Непрерывно смотрел он в пустого Валерку, в глаза, и искал в них себя, отражение свое и себя в них не видел, хоть ничтожной задержки своей правды и силы в чугуевском взгляде: не имел для Валерки уже в этом плане никакого значения он. Рост родного завода, превращение его в великана, с которым считается мир, не имели значения: целиком был оторван от этого роста Валерка и не рос вместе с собственной родиной все эти годы, сокращался на зоне, ржавел, не могущий почуять отсюда вещественной силы углановской правды.
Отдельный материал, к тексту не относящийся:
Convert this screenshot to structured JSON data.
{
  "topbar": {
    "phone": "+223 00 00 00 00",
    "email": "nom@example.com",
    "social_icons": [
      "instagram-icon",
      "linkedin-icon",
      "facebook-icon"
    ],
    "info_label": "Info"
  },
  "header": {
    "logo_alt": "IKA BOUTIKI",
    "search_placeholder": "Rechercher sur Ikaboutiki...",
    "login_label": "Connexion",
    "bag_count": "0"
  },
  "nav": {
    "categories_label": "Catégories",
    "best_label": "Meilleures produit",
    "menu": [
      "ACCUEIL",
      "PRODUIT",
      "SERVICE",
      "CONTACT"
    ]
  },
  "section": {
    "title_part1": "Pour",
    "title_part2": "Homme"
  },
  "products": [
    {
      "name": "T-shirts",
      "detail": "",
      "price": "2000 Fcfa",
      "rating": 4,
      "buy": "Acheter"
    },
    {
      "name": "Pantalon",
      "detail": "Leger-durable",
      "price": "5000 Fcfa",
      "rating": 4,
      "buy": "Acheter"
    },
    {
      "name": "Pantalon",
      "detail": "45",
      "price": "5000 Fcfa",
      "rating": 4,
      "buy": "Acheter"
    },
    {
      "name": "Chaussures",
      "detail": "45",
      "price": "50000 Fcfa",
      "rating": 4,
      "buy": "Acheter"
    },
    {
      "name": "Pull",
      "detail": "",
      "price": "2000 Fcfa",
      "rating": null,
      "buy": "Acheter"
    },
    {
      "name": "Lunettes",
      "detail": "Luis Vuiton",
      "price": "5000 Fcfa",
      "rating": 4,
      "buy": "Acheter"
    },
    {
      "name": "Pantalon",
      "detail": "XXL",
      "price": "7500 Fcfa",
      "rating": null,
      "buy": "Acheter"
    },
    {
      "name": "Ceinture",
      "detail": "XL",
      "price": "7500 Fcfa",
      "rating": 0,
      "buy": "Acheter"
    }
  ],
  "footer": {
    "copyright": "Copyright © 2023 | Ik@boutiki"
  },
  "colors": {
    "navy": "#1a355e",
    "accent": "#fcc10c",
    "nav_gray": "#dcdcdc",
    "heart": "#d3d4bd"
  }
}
— Что ж молоть-то теперь? Перемолото. — Он зачем-то толкнул из себя, хотя всё было ясно обоим и так, и уже закричали дубаки им «построиться!», полосатый шлагбаум с табличкой «Стой! Запретная зона!» поднялся, и со скучной неумолимостью серый земляной и бетонный конвейер пополз, потащив их обоих в составе безъязыкого стада в жилуху; по всему должен бы вот теперьто Угланов насовсем от Валерки отстать: для чего вообще он завел разговор о былом, что тянуло к Валерке его, что он мог из пустого Чугуева выжать?